There’s another factor working against the McMansion, in our view. In general, these large homes have generally been built on the periphery of the metropolitan area, in suburban or exurban greenfields. As we’ve shown, the growing demand for walkability and urban amenities has meant an increase in prices for more central housing relative to more distant locations. Its likely that this trend is also hastening the erosion of the big house premium.
Finally, there is a financial angle here, too. McMansions were at the apex of the housing price appreciation frenzy of the bubble years. You took the sizable appreciation in your previous house, and rolled it over into an even larger house–hoping to reap further gains when it appreciated. The move-up and trade-up demand that fueled McMansion demand has mostly evaporated. Despite gains in recent months, nominal home values in most markets haven’t recovered to pre-recession levels, and adjusted for inflation, many home owners have yet to see a gain on their real estate investment. According to Zillow, the effective negative equity rate (homeowners who have less than 20 percent equity in their homes) was 35 percent.

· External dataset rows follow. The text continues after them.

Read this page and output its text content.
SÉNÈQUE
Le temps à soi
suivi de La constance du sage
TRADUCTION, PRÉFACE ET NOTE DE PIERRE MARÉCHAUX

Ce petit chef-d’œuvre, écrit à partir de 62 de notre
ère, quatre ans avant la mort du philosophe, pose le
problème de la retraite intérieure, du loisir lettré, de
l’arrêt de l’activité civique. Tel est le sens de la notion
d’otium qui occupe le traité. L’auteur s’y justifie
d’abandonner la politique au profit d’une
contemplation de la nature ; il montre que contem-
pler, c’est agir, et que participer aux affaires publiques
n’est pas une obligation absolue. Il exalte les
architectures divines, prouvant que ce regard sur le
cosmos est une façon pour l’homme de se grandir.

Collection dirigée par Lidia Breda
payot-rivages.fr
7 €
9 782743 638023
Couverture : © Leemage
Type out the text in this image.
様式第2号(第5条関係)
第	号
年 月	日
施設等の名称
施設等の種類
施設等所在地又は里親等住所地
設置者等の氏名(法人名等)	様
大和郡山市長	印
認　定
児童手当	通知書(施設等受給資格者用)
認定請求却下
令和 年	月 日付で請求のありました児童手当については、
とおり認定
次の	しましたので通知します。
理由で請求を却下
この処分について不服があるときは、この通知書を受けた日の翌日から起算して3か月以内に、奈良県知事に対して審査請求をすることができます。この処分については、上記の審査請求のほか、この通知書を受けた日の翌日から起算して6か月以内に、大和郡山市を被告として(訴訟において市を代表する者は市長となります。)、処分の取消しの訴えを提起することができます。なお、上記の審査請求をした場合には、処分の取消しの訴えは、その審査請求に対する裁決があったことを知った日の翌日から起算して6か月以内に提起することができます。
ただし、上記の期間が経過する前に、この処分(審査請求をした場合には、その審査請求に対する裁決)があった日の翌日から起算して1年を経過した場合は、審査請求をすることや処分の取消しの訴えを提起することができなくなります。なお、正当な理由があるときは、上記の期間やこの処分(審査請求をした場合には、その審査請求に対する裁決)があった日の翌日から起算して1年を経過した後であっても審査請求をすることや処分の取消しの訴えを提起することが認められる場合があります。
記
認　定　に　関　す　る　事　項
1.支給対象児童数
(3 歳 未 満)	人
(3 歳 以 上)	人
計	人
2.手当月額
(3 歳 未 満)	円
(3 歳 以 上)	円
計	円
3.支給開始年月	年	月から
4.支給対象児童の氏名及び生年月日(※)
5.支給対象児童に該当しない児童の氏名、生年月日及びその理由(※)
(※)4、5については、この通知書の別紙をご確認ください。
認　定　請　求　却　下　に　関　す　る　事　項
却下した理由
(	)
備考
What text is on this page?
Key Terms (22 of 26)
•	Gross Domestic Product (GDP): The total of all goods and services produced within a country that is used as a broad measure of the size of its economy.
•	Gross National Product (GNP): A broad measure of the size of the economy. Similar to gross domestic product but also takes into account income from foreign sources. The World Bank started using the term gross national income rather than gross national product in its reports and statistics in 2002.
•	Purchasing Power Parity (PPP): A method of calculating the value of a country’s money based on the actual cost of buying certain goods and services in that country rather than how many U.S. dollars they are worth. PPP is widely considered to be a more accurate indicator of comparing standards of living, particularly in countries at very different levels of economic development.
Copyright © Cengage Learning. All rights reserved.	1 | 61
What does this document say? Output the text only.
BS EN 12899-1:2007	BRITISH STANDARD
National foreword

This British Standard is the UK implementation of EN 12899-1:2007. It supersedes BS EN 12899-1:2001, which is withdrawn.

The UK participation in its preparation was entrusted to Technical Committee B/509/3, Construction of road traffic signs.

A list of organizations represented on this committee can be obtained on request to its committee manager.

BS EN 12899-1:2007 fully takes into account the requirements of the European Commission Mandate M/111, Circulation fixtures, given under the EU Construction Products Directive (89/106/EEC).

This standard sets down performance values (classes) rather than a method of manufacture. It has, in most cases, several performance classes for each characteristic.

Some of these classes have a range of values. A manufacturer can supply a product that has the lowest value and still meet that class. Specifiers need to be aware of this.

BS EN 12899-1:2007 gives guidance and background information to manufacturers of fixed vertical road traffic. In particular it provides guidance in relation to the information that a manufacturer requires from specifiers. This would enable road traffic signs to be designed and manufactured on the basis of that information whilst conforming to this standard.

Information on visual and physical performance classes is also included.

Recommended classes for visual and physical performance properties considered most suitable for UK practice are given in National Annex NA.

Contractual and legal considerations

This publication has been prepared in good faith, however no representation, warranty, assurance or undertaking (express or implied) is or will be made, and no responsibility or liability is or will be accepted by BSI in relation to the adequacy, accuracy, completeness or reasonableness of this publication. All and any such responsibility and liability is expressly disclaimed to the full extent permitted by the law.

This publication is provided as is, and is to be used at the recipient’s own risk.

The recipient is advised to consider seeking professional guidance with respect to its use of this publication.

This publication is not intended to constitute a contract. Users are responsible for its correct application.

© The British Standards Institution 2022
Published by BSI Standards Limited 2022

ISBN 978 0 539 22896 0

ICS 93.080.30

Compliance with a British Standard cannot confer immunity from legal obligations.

There will always be people with more money than taste, so there will always be a market for McMansions (or whatever fashion they might evolve into next). But many of the market factors that combined to boost their fortunes a decade ago have changed. Consumers now know that home prices won’t increase without fail and the interest in ex-urban living has waned. Homeownership overall is down, and much of the growth in homeownership will be among older adults (who probably won’t be up-sizing).